On the alternative right, we tend to spend excessive time analyzing the influence of what I called the ‘Pharisee’ camp of leftism above. We analyze them of course not only in their influence as it pertains to the left but as an ethnic group as well. We do this much to the exclusion of our endogenous Christian and post-Christian left, precisely because their influence is so vast and it is imperative to understand the alien above the familiar. In reactionary circles, they like to wax poetic more often about the triumph of the ‘Calvinist interpretation of history’ and other diversions which, while interesting – and I think it is also important to understand the Puritans and Gnostics in our societies, though they are not as influential as the Jews despite their greater numbers – serves to deny parallel developments in Jewish thought (Jewish eschatology and communism) and attributes all of the Western world’s woes to Puritan Calvinists, French revolutionaries, and the participants of the Paris commune.
            Unfortunately, the momentum of the Old Left and the fervor of the New Left have delivered us solidly into the clutches of a wicked trap. Not only does a folk need a strong family and line of descent to tie everyone together, but capitalism itself requires positive fertility and decent demography to survive. Yet across the West, we on the whole slide toward old barren spinsters. In the best cases, abortion suppresses the most unfit, but it’s also used by healthy and intelligent individuals. On the other hand, contraception has proved disastrous, since it is by nature dysgenic as it requires a modicum of intellect, trust, and diligence to use properly and consistently. Combined with the decline of traditional institutions and a general moral decay, it seems as though without some struggle to face and require us to test ourselves and shrug off the weight of undue guilt, apathy, and the worst of our hollowness.

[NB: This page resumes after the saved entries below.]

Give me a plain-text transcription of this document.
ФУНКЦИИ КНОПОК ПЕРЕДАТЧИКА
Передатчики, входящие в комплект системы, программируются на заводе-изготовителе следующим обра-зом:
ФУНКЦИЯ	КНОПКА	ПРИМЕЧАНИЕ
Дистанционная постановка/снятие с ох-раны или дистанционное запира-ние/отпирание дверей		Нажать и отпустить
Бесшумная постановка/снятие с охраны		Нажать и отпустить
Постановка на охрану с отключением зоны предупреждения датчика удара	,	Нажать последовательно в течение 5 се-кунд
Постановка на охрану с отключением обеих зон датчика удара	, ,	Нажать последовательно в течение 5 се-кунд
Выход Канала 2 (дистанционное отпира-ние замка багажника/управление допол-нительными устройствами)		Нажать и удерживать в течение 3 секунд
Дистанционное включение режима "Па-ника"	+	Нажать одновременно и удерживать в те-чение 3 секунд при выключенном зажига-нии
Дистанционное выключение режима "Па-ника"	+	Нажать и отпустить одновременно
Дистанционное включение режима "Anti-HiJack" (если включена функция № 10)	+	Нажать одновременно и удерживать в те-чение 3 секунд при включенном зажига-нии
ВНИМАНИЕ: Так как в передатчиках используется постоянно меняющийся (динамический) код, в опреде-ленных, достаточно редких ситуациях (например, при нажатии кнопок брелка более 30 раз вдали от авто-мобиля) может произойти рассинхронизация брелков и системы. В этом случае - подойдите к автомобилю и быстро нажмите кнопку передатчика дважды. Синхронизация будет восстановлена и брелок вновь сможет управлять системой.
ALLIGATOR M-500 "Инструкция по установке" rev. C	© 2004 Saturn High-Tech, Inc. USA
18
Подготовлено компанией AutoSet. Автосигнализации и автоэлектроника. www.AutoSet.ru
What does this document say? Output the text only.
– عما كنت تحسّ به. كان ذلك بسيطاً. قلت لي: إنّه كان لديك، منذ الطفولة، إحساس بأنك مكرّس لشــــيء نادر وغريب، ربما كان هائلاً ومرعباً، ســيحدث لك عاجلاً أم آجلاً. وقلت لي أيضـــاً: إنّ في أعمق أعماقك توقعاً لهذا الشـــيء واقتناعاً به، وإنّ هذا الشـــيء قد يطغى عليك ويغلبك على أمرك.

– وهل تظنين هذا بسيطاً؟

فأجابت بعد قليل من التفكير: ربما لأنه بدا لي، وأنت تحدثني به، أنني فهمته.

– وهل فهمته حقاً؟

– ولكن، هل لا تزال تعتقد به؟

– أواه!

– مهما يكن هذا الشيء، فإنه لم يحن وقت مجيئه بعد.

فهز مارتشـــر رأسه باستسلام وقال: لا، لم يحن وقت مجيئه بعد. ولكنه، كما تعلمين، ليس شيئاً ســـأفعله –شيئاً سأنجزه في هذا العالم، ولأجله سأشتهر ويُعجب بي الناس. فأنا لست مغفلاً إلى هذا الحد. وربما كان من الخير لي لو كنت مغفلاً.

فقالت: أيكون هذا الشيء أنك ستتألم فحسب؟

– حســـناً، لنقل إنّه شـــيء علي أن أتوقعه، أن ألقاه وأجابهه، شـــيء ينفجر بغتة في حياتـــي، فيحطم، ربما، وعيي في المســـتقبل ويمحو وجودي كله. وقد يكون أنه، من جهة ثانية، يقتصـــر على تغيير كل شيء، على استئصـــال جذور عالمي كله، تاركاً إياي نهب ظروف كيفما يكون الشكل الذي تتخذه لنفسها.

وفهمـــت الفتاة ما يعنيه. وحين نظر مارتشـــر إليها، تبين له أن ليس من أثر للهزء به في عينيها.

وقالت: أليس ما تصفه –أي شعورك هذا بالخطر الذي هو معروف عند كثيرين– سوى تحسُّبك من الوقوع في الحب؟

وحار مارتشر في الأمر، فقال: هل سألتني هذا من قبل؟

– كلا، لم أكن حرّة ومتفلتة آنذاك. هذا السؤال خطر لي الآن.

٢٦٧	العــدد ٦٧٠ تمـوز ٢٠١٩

There are spillover effects in the meantime. As I mentioned before, institutions are degrading. Crime is increasing for the first time in about twenty years. I wouldn’t be surprised if the current tick is a sign of a new trend as states move away from effective riot control and mass incarceration and as the law enforcement and judicial system as a whole deteriorates. Families are tattered even among many middle class folk whether by distance and separation from old communities or drugs and turning inward to mass media due to vibrancy and the dangers that brings. Look for the return of political violence as well, in the way that Europe and Central and South America have seen it in the past.
In general, as our elites –  who are largely Semitics and cosmopolitans generally – sit on their sordid thrones in all the splendor befitting the upper castes of Central and South America, so too will our country take on the same flavor. I see no reason that the US and much of the West will not come to look more like Brazil, Mexico, or Colombia in the next five to fifteen years.

Only great tides of blood can wash away the stains.